Tuesday, May 25, 2010

kitchen pieces


 

Aroma yang menebar dari sana lebih sering berasal dari masa kecil seorang teman yang bersantan, bercitarasa keras, dan lezat.
Kepulan asapnya bercerita tentang hutan-hutan di pinggir sungai,yang dengan dingin mempersilakan anak-anak kecil menjadi penemu mutakhir di dunianya : siapa yang mengetahui rahasia biji buah manggis bisa diterka jumlahnya sebelum dikupas, selain mereka?
Siapa yang tahu rahasia seorang gadis manis yang mereka khayalkan bersama-sama dalam mimpi basah pertama, selain mereka sendiri?
Kepulan asapnya juga bercerita tentang memar dan luka yang membekas kayu dan parang kampung tetangga, juga tentang hilangnya keperjakaan di ulangtahun ke tujuhbelas di tengah hutan.
Tahukah kamu aku memiliki dapur yang cantik?
Di hari-hari yang begitu singkat dapurku beraroma lain.

Setiap irisan bawang merah dan lumatan terasi di atas cobek bercerita tentang gerimis di pagi hari yang berwarna hijau pucat, jatuh dengan sangat ragu ke jalanan beraspal kasar.


Begitu ragunya dia hingga terdengar isakannya memenuhi udara.
Isakan yang sepi, tersekat dan tidak berkawan : cium aku.
Dinding dapurku tidak berwarna.

Tawa seorang kawan lain yang mewarnainya.
Gelas-gelasnya pun tidak berwarna.
Tapi saat jari-jari kecil kawanku ini menggenggam tangkainya, meninggalkan bercak berwarna krayon.
 
Dan saat bibirnya menghirup air putih, membekaskan warna pastel di permukaannya.

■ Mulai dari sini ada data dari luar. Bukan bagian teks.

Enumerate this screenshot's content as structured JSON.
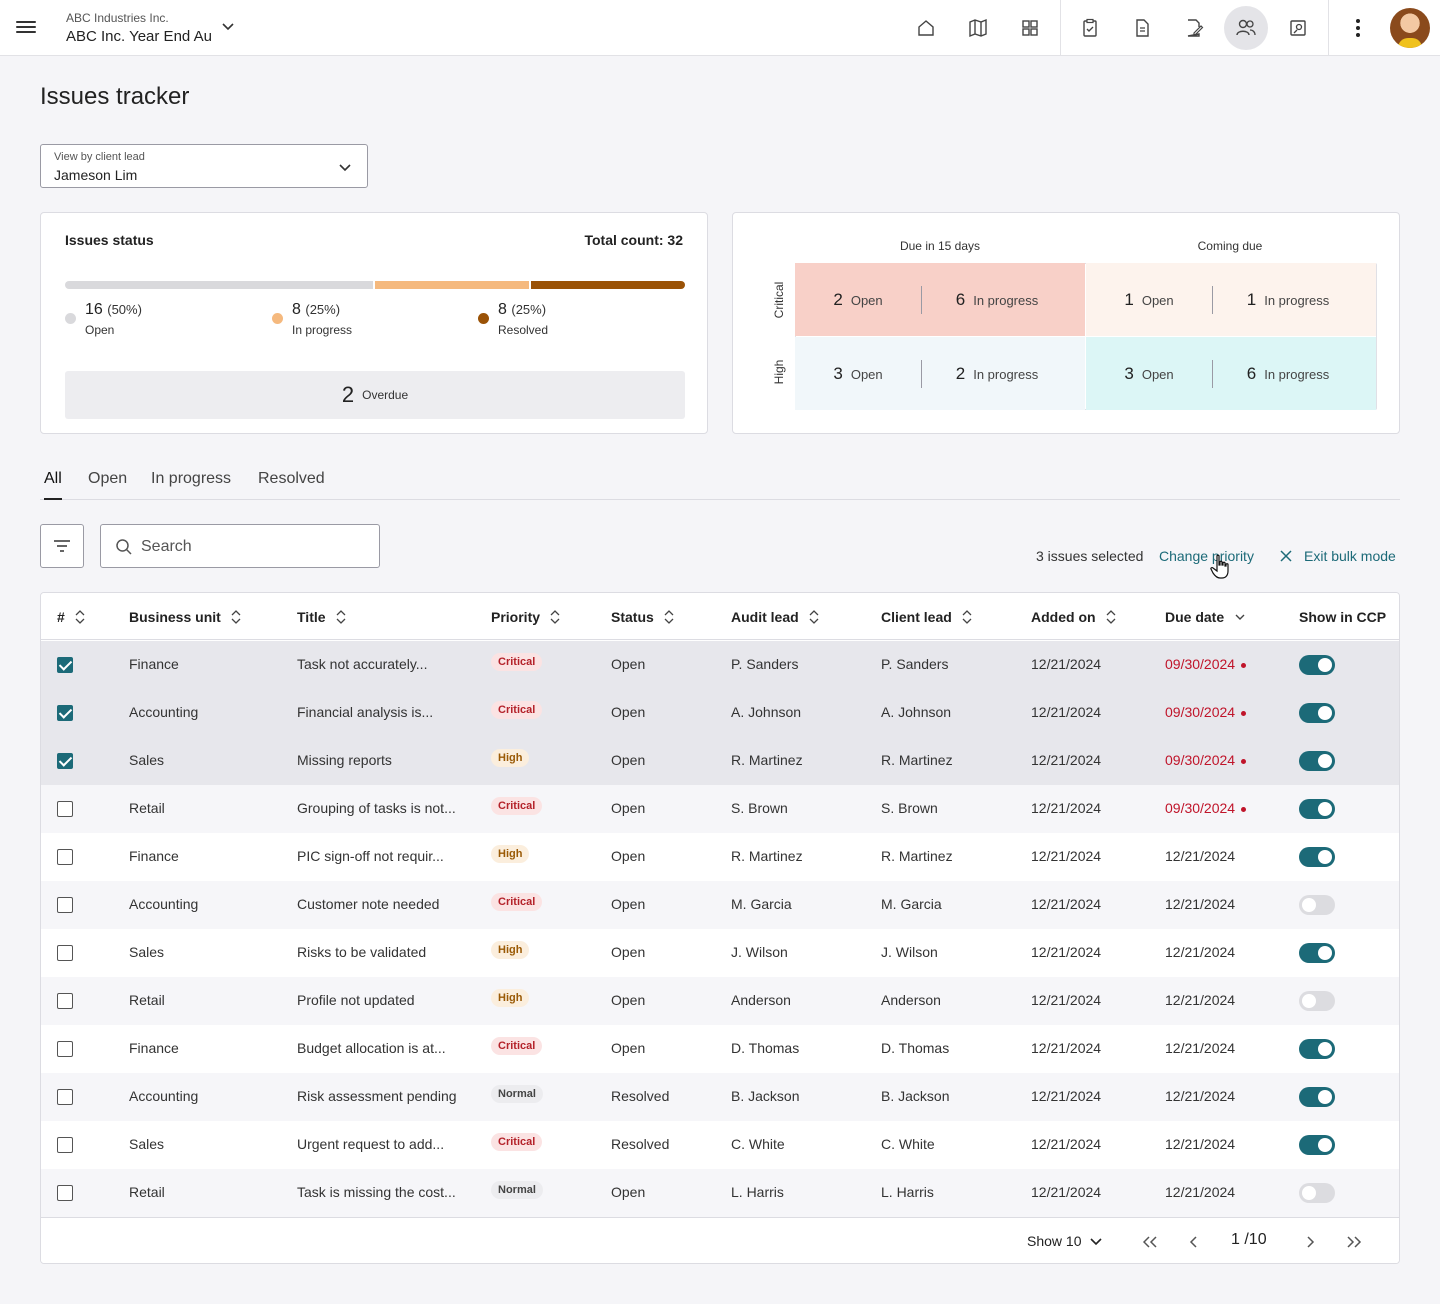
{
  "header": {
    "company": "ABC Industries Inc.",
    "project": "ABC Inc. Year  End Audit",
    "nav_icons": [
      "home-icon",
      "map-icon",
      "dashboard-icon",
      "checklist-icon",
      "document-icon",
      "edit-document-icon",
      "people-icon",
      "settings-gear-icon"
    ],
    "active_icon": "people-icon"
  },
  "page": {
    "title": "Issues tracker",
    "view_select": {
      "label": "View by client lead",
      "value": "Jameson Lim"
    }
  },
  "status_card": {
    "title": "Issues status",
    "total": "Total count: 32",
    "segments": [
      {
        "count": "16",
        "pct": "(50%)",
        "label": "Open",
        "fraction": 0.5,
        "color": "#d9d9dc"
      },
      {
        "count": "8",
        "pct": "(25%)",
        "label": "In progress",
        "fraction": 0.25,
        "color": "#f5b97e"
      },
      {
        "count": "8",
        "pct": "(25%)",
        "label": "Resolved",
        "fraction": 0.25,
        "color": "#9a5206"
      }
    ],
    "overdue": {
      "count": "2",
      "label": "Overdue"
    }
  },
  "matrix": {
    "columns": [
      "Due in 15 days",
      "Coming due"
    ],
    "rows": [
      "Critical",
      "High"
    ],
    "cells": [
      [
        {
          "open": "2",
          "progress": "6",
          "color": "#f8d0c8"
        },
        {
          "open": "1",
          "progress": "1",
          "color": "#fdf3ed"
        }
      ],
      [
        {
          "open": "3",
          "progress": "2",
          "color": "#f1f7fa"
        },
        {
          "open": "3",
          "progress": "6",
          "color": "#dcf6f6"
        }
      ]
    ],
    "open_label": "Open",
    "progress_label": "In progress"
  },
  "tabs": [
    "All",
    "Open",
    "In progress",
    "Resolved"
  ],
  "active_tab": "All",
  "toolbar": {
    "search_placeholder": "Search",
    "selected_text": "3 issues selected",
    "change_priority": "Change priority",
    "exit_bulk": "Exit bulk mode"
  },
  "table": {
    "columns": [
      "#",
      "Business unit",
      "Title",
      "Priority",
      "Status",
      "Audit lead",
      "Client lead",
      "Added on",
      "Due date",
      "Show in CCP"
    ],
    "rows": [
      {
        "selected": true,
        "unit": "Finance",
        "title": "Task not accurately...",
        "priority": "Critical",
        "status": "Open",
        "audit": "P. Sanders",
        "client": "P. Sanders",
        "added": "12/21/2024",
        "due": "09/30/2024",
        "overdue": true,
        "ccp": true
      },
      {
        "selected": true,
        "unit": "Accounting",
        "title": "Financial analysis is...",
        "priority": "Critical",
        "status": "Open",
        "audit": "A. Johnson",
        "client": "A. Johnson",
        "added": "12/21/2024",
        "due": "09/30/2024",
        "overdue": true,
        "ccp": true
      },
      {
        "selected": true,
        "unit": "Sales",
        "title": "Missing reports",
        "priority": "High",
        "status": "Open",
        "audit": "R. Martinez",
        "client": "R. Martinez",
        "added": "12/21/2024",
        "due": "09/30/2024",
        "overdue": true,
        "ccp": true
      },
      {
        "selected": false,
        "unit": "Retail",
        "title": "Grouping of tasks is not...",
        "priority": "Critical",
        "status": "Open",
        "audit": "S. Brown",
        "client": "S. Brown",
        "added": "12/21/2024",
        "due": "09/30/2024",
        "overdue": true,
        "ccp": true
      },
      {
        "selected": false,
        "unit": "Finance",
        "title": "PIC sign-off not requir...",
        "priority": "High",
        "status": "Open",
        "audit": "R. Martinez",
        "client": "R. Martinez",
        "added": "12/21/2024",
        "due": "12/21/2024",
        "overdue": false,
        "ccp": true
      },
      {
        "selected": false,
        "unit": "Accounting",
        "title": "Customer note needed",
        "priority": "Critical",
        "status": "Open",
        "audit": "M. Garcia",
        "client": "M. Garcia",
        "added": "12/21/2024",
        "due": "12/21/2024",
        "overdue": false,
        "ccp": false
      },
      {
        "selected": false,
        "unit": "Sales",
        "title": "Risks to be validated",
        "priority": "High",
        "status": "Open",
        "audit": "J. Wilson",
        "client": "J. Wilson",
        "added": "12/21/2024",
        "due": "12/21/2024",
        "overdue": false,
        "ccp": true
      },
      {
        "selected": false,
        "unit": "Retail",
        "title": "Profile not updated",
        "priority": "High",
        "status": "Open",
        "audit": "Anderson",
        "client": "Anderson",
        "added": "12/21/2024",
        "due": "12/21/2024",
        "overdue": false,
        "ccp": false
      },
      {
        "selected": false,
        "unit": "Finance",
        "title": "Budget allocation is at...",
        "priority": "Critical",
        "status": "Open",
        "audit": "D. Thomas",
        "client": "D. Thomas",
        "added": "12/21/2024",
        "due": "12/21/2024",
        "overdue": false,
        "ccp": true
      },
      {
        "selected": false,
        "unit": "Accounting",
        "title": "Risk assessment pending",
        "priority": "Normal",
        "status": "Resolved",
        "audit": "B. Jackson",
        "client": "B. Jackson",
        "added": "12/21/2024",
        "due": "12/21/2024",
        "overdue": false,
        "ccp": true
      },
      {
        "selected": false,
        "unit": "Sales",
        "title": "Urgent request to add...",
        "priority": "Critical",
        "status": "Resolved",
        "audit": "C. White",
        "client": "C. White",
        "added": "12/21/2024",
        "due": "12/21/2024",
        "overdue": false,
        "ccp": true
      },
      {
        "selected": false,
        "unit": "Retail",
        "title": "Task is missing the cost...",
        "priority": "Normal",
        "status": "Open",
        "audit": "L. Harris",
        "client": "L. Harris",
        "added": "12/21/2024",
        "due": "12/21/2024",
        "overdue": false,
        "ccp": false
      }
    ]
  },
  "pagination": {
    "show": "Show 10",
    "page": "1 /10"
  }
}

Terkadang tidak ada apa-apa di lemari penyimpan makanan. Agar tidak kosong, kuisi dengan sup bulan.

Lalu kawan yang satu itu menambahkan dengan sambal goreng bintang. Sedangkan kawan yang lain menyumbang matahari sebagai lalapan.

Adakalanya aku tidak berkunjung ke dapurku selama berhari-hari, bahkan berbulan-bulan : karena kedua kawanku itu terlalu sibuk melakukan banyak hal di sana, sehingga dapurku menjadi sempit dan membuatku gugup.

Rasa gugup yang dikarenakan bercampur aduknya aroma yang kita bawa dari masa lalu masing-masing.

Dan saat aku kembali, ada banyak aroma baru yang kucium di sana.

Aroma kota yang pengap. Sampah yang membusuk di kali yang mampet. Juga knalpot bangsat.

Maka aku segera mengajak kedua kawanku itu mendekat ke arahku, dan kita berkompromi di sana.

Membicarakan Telaga Ciburuy yang ikannya sedikit dan sulit dipancing, sehingga hati kita tersayat melihat jernih airnya...
Akhirnya, kawan…
Lemari-lemari tak berpintu di dapurku sengaja kubiarkan menganga agar aku tidak terlupa pada kegugupanku, tapi malah terbiasa.
 
Menggabungkan semua benda-benda soliterku dengan benda-benda soliter dua kawan yang hidup dan berbagi dapur yang sama degan dapur cantikku.